REST Data Service on YugabyteDB / PostgreSQL with PostgREST

#postgres #yugabytedb #rest #sql

In this series I defined an API Rate Limiter with a simple table + function. I still have the table rate_limiting_token_bucket and function rate_limiting_request created, you can find their definitions in Part 2. To call it, I'd created a small Java program in Part 3 but we don't need it here. I'll call my function from a REST API and this very simple to implement, with no code. I'll use PostgREST, a standalone web server that turns your PostgreSQL database directly into a RESTful API. And what works on PostgreSQL can also run on YugabyteDB. I have a 3 nodes cluster setup and I'll install PostgREST directly on each node, connecting to the local endpoint. YugabyteDB is a distributed SQL database, you can connect to any node and see the whole database because there is a stateless PostgreSQL on top of the distributed storage and transaction layer.

The simplest install ever

The install is easy, just check the latest release and it extracts to a single executable:

curl -qsL https://github.com/PostgREST/postgrest/releases/download/v9.0.0/postgrest-v9.0.0-linux-static-x64.tar.xz | \
tar -xJvf -

This creates a 16MB postgrest binary in the current directory.

The simplest config ever

Better than an online help, the executable can generate a configuration file template ready to customize:

./postgrest -e > my_rest_configuration.conf

You can update this configuration, defining at least the connection url db-uri in the libpq format.

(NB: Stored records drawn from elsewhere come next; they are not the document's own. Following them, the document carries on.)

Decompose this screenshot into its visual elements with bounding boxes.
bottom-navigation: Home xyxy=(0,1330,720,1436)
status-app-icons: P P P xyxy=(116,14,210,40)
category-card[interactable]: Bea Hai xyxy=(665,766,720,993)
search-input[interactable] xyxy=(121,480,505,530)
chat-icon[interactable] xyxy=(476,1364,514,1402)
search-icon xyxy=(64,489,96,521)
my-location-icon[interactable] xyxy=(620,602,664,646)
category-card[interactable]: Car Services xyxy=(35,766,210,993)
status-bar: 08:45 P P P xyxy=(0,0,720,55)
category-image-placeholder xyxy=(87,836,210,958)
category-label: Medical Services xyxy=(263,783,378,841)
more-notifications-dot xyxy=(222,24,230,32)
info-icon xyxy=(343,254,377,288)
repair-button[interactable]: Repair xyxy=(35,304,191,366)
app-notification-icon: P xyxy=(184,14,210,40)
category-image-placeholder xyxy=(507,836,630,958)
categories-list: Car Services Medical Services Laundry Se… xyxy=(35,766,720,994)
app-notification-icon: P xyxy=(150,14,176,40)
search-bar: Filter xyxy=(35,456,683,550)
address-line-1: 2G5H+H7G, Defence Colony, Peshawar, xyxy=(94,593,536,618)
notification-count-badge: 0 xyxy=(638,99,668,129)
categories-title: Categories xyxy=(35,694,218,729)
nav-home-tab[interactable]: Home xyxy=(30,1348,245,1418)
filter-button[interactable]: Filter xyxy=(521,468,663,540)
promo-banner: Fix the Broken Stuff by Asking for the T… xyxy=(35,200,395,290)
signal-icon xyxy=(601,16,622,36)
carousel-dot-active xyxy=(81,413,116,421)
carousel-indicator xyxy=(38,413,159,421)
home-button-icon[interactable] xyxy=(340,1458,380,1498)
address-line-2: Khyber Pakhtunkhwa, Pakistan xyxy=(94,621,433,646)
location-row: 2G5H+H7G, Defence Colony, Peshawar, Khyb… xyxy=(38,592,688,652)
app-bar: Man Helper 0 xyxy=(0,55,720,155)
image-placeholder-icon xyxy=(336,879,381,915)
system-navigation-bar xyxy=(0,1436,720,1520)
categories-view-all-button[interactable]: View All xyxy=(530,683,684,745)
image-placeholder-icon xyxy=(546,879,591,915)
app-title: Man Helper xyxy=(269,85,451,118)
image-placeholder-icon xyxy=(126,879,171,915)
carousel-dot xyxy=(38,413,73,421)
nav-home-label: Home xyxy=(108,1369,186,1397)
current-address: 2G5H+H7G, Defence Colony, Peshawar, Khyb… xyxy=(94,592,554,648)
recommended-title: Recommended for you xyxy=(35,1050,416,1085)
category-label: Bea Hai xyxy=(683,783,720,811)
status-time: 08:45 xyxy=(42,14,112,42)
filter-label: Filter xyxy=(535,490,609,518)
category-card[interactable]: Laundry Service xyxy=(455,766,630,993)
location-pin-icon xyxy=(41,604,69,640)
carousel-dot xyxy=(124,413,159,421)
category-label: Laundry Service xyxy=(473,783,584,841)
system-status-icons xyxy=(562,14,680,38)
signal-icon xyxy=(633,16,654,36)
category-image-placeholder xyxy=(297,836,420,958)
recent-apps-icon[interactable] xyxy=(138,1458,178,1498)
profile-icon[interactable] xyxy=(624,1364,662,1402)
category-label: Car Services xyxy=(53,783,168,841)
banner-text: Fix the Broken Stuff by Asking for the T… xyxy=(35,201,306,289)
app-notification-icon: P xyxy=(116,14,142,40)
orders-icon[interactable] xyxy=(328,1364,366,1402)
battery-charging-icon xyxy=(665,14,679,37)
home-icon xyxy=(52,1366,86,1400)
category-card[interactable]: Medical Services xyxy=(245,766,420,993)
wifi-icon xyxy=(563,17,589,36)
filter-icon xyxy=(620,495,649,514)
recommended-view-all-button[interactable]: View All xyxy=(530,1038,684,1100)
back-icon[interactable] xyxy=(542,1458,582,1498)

But I'll do even simpler for this demo, using environment variables only:

PGRST_DB_URI="postgres://yugabyte:yugabyte@$(hostname):5433/yugabyte" \
PGRST_DB_SCHEMAS="public" PGRST_DB_ANON_ROLE="yugabyte" \
PGRST_DB_CHANNEL_ENABLED=false ./postgrest &

This starts the PostgREST server with a pool of connections to the local endpoint, database "yugabyte", schema "public". I disabled the "DB Channel" because LISTEN/NOTIFY is not enabled in YugabyteDB (this mecanism is not appropriate for a distributed database).

If you created the procedure after starting the PostgREST deamon, you need to refresh the cache with: pkill -10 postgrest to signal for cache re-load.

I'm keeping it simple for this demo, but of course, it can be configured for performance and security. With all defaults, it listens to port 3000.

REST calls

I can now use this REST proxy to call my rate limiting function.

There is nothing more to define because PostgREST reads the schema. The namespace of the stored procedures and functions is exposed in http://localhost:3000/rpc and the parameters are passed as a JSON document. Here is a call getting a token for "user1" with a refill rate of 1 token per second:

echo $( 
curl -qs \
http://localhost:3000/rpc/rate_limiting_request \
-X POST -H "Content-Type: application/json" -d '
{ "rate_id": "user1", "refill_per_sec": 1 }
')

Here is the result:

I have 60 tokens remaining because my function has a default window of 60 seconds, filled with the rate of 1 tocken per second.

Threads

From my Java program and with this cluster, I was able to get 1000 tokens per second from threads requesting tokens from different users and 120 per second. Here is a python script to do the same though the REST API:

import threading
import time
import requests
import sys

def request_tokens(id,num):
 tokens=0
 start = time.time()
 for i in range(1,num):
  response=requests.post('http://localhost:3000/rpc/rate_limiting_request', json={ "rate_id": id, "refill_per_sec": 1000000 })
  if response.status_code==200:
   tokens=tokens+1
  print("{0} tokens/s".format(tokens/(time.time()-start)))

threads=[]
for i in range(0,int(sys.argv[1])):
 threads.append(threading.Thread(target=request_tokens,args=(i,1000)))
for t in threads:
    t.start()
total=0
for t in threads:
    t.join()

This runs 1000 loops in 50 thread:

python franck.py 50

What is interesting is that the overhead is very small:

On this node, the postgrest deamon uses less CPU than the calling program python and the database itself yb-tserver. You can see 10 postgres backends because PostgREST has a connection pool, which is the best to guarantee predictable performances.